Zimbabwe’s Ministry of Labor and Social Welfare puts the number of handicapped aged persons at 210,000 nationwide, 87% of which live in poverty.

Despite being retired teachers, Tongoona and his wife have long joined the ranks of Zimbabwe’s aged citizens wallowing in destitution.

Yet the suffering of the southern African nation’s disabled aged persons like the Murapa couple often takes place in the secrecy of their homes, which they can’t leave owing to physical immobility.


- Little notice from authorities

For civil society activists like Jameson Vambire fighting for the rights of aged citizens in Zimbabwe, the suffering of the country’s aged disabled persons is happening with little notice from authorities.

In fact, said Vambire, most of Zimbabwe’s senior handicapped citizens are suffering with little or no help reaching them where they live.

With this happening, in 2019, the Zimbabwe Vulnerability Assessment Committee reported that more than 5.5 million people needed humanitarian assistance, showing a link between disability and poverty in Zimbabwe in particular.

In Zimbabwe, the elderly population accounts for 6% of the country’s estimated 15 million people, according to Help Age Zimbabwe, a leading organization fighting for the needs of senior citizens.

This amounts to 760,000 elderly persons, with 80% of them living in abject poverty, based on data from the Zimbabwe Statistics Agency (ZIMSTAT).

But most senior citizens are not counted, as they live in rural parts of the country.

With 90% of Zimbabwe’s population jobless, according to the Zimbabwe Congress of Trade Unions, Vambire said the disabled elderly population are feeling the heat.

Such are many like 89-year-old Siyazini Ndlovu, who is blind, and his physically impaired wife, 79-year-old Simiso, who live in their rural home in Midlands Province, where kind villagers have taken turns feeding the lonely couple, whose four children died.


- Grueling poverty

Battling disabilities, the Ndlovus have also had to contend with grueling poverty.

“We are poor because there is very little we can do on our own.
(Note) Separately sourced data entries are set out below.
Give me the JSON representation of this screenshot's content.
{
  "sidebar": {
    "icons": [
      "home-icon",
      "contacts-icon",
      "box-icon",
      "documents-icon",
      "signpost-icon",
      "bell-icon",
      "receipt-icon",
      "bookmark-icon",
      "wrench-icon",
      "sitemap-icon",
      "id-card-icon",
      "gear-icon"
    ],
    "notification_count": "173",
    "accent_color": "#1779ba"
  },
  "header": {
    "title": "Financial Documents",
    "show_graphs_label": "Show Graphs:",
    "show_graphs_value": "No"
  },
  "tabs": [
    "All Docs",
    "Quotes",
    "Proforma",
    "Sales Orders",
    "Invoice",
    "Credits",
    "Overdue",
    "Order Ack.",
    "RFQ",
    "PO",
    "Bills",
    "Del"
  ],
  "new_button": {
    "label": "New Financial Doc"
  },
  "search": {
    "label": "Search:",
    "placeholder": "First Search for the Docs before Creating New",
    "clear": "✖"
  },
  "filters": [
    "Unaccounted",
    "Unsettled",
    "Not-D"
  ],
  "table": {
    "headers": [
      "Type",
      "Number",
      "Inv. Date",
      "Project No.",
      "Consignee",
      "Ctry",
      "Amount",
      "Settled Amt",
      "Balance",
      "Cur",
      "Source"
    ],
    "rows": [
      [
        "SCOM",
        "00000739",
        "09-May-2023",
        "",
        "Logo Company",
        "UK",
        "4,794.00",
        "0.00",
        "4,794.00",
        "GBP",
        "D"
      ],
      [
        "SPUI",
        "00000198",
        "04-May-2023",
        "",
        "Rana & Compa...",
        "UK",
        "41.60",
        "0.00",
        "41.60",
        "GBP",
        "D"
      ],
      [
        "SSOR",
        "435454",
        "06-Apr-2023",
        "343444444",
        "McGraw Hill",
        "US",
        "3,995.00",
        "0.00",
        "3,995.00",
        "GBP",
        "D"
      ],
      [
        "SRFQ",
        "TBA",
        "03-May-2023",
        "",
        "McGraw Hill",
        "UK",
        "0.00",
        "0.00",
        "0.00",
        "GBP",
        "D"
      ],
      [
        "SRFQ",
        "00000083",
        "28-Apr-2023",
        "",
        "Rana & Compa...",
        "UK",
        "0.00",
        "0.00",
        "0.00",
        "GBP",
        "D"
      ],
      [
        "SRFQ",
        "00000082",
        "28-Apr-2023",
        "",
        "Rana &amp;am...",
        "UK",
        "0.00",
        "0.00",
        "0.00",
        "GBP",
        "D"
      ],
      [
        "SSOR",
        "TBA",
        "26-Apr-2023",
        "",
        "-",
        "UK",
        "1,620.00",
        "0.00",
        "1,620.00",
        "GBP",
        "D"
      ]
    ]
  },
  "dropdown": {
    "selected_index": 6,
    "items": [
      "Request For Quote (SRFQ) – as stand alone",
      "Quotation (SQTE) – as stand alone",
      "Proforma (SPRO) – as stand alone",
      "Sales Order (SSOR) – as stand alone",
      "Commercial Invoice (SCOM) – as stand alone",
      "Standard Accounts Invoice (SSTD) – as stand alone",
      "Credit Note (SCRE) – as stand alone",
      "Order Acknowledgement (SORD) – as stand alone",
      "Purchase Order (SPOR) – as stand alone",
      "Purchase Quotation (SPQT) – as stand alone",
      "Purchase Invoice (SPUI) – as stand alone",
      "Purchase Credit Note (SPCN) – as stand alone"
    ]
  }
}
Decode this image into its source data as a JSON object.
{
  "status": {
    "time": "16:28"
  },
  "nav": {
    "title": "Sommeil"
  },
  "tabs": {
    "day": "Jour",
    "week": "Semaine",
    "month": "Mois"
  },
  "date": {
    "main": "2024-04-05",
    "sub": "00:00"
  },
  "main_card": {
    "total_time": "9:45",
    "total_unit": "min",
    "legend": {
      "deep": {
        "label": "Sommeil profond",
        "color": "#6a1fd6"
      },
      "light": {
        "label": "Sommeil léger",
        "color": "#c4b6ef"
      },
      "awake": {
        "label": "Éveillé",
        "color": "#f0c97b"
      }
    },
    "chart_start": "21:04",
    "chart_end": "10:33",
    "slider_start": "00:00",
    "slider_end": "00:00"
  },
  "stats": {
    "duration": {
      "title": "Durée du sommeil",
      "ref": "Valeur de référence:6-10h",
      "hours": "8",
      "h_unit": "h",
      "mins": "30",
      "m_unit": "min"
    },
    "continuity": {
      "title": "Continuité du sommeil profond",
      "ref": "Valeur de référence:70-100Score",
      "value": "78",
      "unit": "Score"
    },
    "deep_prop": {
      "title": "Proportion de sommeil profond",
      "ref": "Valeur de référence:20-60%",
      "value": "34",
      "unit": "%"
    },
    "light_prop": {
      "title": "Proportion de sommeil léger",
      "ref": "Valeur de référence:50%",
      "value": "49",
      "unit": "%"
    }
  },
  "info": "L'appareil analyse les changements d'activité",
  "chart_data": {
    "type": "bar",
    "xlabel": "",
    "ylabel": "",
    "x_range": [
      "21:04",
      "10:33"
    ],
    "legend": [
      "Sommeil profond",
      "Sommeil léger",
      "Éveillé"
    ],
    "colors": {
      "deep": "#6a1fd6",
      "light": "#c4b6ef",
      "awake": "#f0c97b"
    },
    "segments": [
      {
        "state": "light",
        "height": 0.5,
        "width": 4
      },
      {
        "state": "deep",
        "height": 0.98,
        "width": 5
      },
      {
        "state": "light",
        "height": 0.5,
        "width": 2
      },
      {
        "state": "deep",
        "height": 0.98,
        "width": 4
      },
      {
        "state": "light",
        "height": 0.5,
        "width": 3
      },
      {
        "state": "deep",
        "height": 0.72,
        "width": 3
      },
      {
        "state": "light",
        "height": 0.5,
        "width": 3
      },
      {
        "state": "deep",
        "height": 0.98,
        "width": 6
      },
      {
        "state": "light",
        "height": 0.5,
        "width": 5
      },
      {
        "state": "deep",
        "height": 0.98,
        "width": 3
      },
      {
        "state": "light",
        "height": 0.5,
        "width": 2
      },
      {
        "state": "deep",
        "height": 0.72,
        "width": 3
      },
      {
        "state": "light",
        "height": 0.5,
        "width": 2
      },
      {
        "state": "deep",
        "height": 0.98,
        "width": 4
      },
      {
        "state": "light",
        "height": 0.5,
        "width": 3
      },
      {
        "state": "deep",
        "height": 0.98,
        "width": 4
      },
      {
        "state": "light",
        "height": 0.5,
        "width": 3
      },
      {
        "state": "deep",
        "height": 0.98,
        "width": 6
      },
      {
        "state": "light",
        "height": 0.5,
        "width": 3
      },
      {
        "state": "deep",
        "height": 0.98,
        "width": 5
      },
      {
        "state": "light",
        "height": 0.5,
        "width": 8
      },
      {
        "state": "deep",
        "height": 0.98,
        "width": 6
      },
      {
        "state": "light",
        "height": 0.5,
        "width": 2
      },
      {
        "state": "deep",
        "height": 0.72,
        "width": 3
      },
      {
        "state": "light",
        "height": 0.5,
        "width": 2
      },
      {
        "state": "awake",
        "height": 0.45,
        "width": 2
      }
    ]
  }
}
We have to wait for other villagers here to help us,” Siyazini told Anadolu Agency.

NGOs fighting for the rights of elderly persons in Zimbabwe have come out blaming the authorities for sidelining the country’s disabled aged persons.

“Abuse of disabled senior citizens in Zimbabwe is rampant. The neglect is particularly done by authorities in government with the powers to disburse tax money and how it should be spent but unfortunately leaving out aged disabled persons,” Jonathan Mandaza, chairman of the Zimbabwe Older Persons Organization, told Anadolu Agency.

In 2012, Zimbabwe approved the Older Persons Act, which called for granting social welfare benefits to the country’s aging population, including the disabled.

A decade later, that has hardly been implemented, with many activists like Vambire saying the country’s poverty levels have grown increasingly worse among handicapped senior citizens.

Veteran teachers but now confined to their rural home, poverty has not spared the Murapas, who have been battling disabilities even as they contributed to saving for their own pension payouts over the years.

Now, the handicapped couple have resigned their case to fate.

“We can’t do anything about our situation. We just live for each day as it comes,” said Sarudzai.

As they contend with disabilities in their old age, the Murapas boast a rusty scotch cart in their yard as their only worthy possession.

Their home, made up of three thatched huts, is dilapidated following years without repair as resources dwindle, which tells the wretched story of its residents.

Nostalgia is all they have as they battle physical impairments that caught up with them in the prime of their years.

“I can tell you for us, life was good when we were still teachers earning money with value, sending our children to boarding schools. But now that is no more, worsened by our disabilities,” said Tongoona.